LA JOLLA, CALIF. – Children and adults with chronic tic disorders who were treated with levodopa did not experience a worsening of tics, Dr. Mollie Gordon reported during a poster session at the annual meeting of the American Neuropsychiatric Association.
Treated patients did experience significant improvements in attention and hyperactivity symptoms.
“I think this challenges the way we think about the dopamine pathways in the brain,” Dr. Gordon, of the department of psychiatry at Washington University School of Medicine, St. Louis, said in an interview. “We've always thought of Tourette as being in a sense an excess of dopamine that affects children with movement disorders and causes them to tic and have other sequelae. So when we block the dopamine, these patients do better. What we've shown here is that if we give them dopamine, we would expect them to get worse, since the medicines we've been using block dopamine. But they don't.”

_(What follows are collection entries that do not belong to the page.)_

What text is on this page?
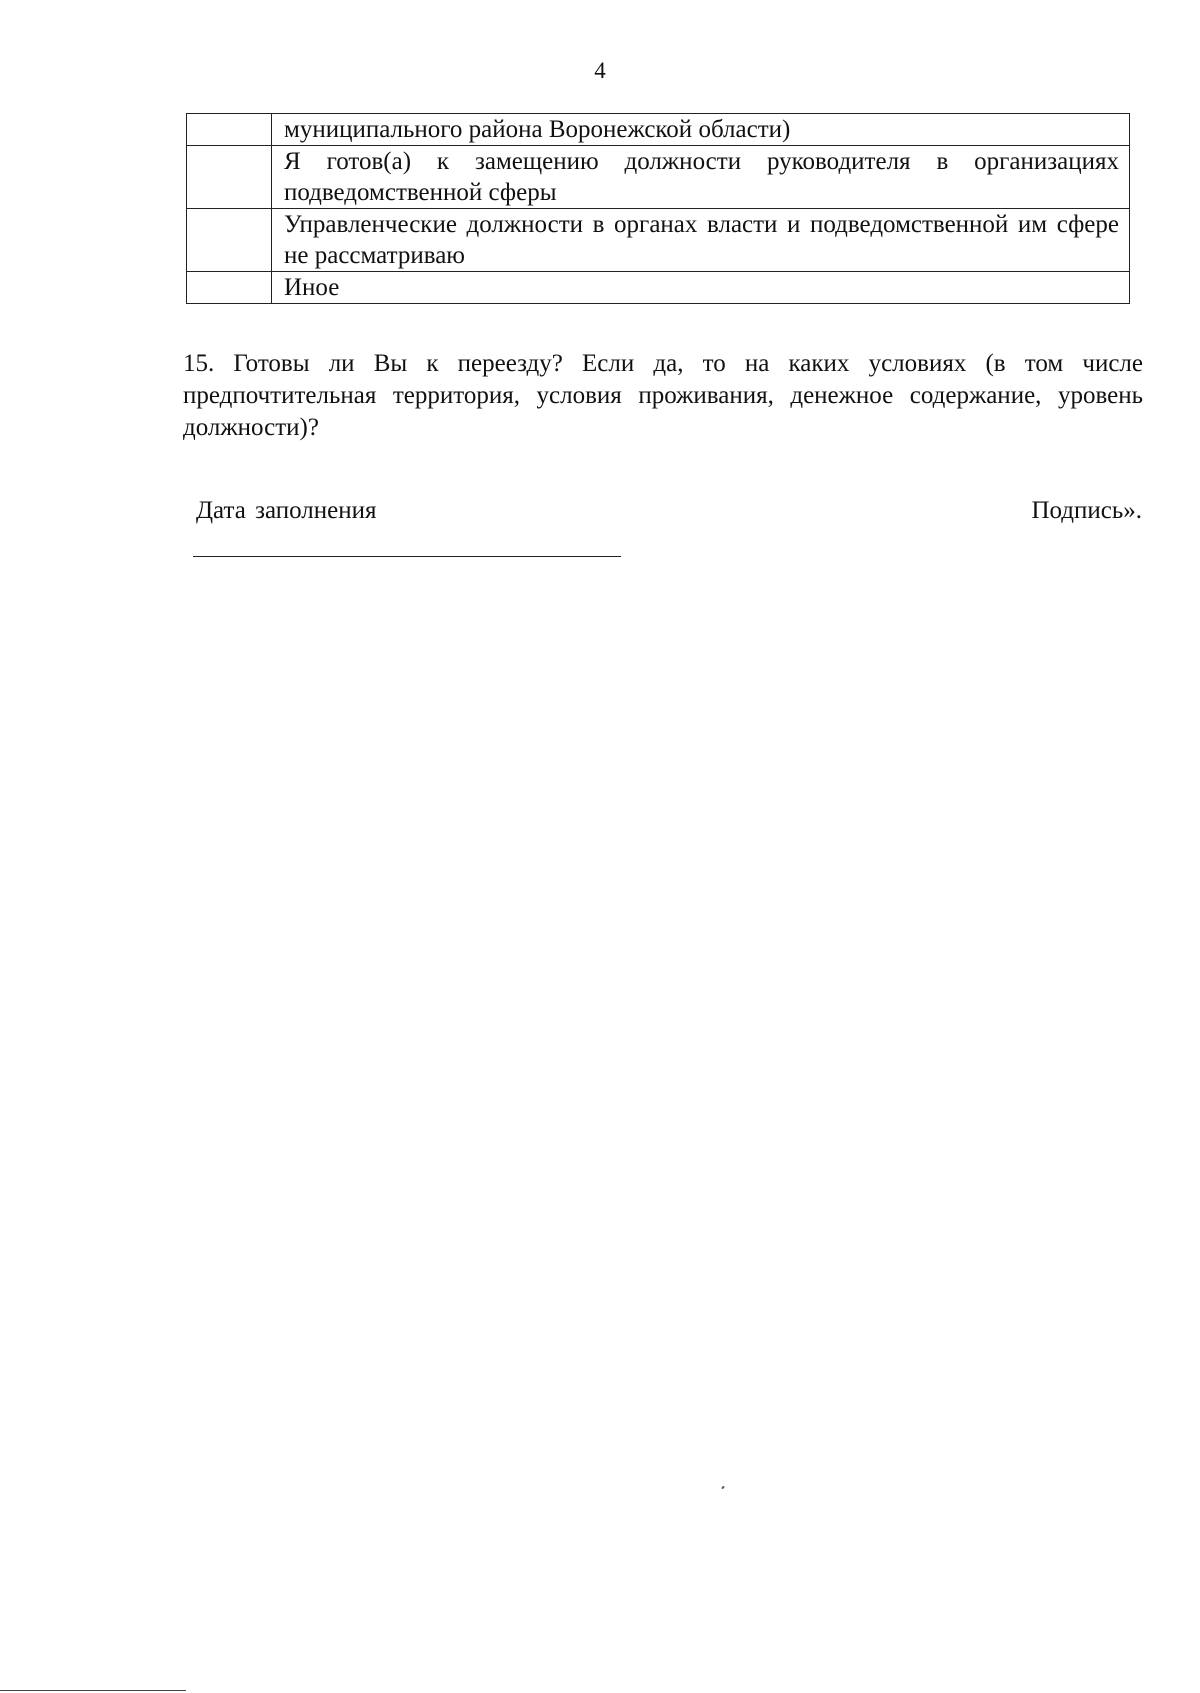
4
	муниципального района Воронежской области)
	Я готов(а) к замещению должности руководителя в организациях подведомственной сферы
	Управленческие должности в органах власти и подведомственной им сфере не рассматриваю
	Иное

15. Готовы ли Вы к переезду? Если да, то на каких условиях (в том числе предпочтительная территория, условия проживания, денежное содержание, уровень должности)?

Дата заполнения	Подпись».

In an 8-week pilot study, Dr. Gordon and her associates randomly assigned 12 children and 18 adults with Tourette syndrome or chronic tic disorder to receive 12.5 mg of carbidopa, 50 mg of levodopa, or matched placebo capsules. The researchers recorded tic severity, clinical status, and side effects at baseline, 4 weeks, and 8 weeks. Instruments used included the Yale Global Tic Severity scale, video recordings of tics, the Clinical Global Impressions scale, the Global Assessment of Functioning scale, and various questionnaires.
The researchers found that tic severity did not increase in patients who took levodopa. Patients who took levodopa also experienced improvements in attention and hyperreactivity symptoms (a 17% improvement vs. no improvement for those on placebo), and the drug was not associated with any significant side effects.
Limitations of the study as stated in the poster include the fact that serum prolactin did not decrease appreciably in patients who took levodopa and that the “limited number of subjects may have reduced statistical significance of any effect.”
Dr. Gordon hopes that future studies will shed more light on the pathophysiology of dopamine regulation. “We know that these patients have a dopamine abnormality in the brain,” she said. “If it's not a matter of being too much or too little [dopamine], the question is, how do we figure out what's wrong? Do these drugs affect auto inhibitory receptors? Is there something going on in the brain that has to do with the dopamine dysregulation? If we [have] more information about the pathophysiology of these diseases, then we can figure out the best management.”
The study was funded in part by the Tourette Syndrome Association.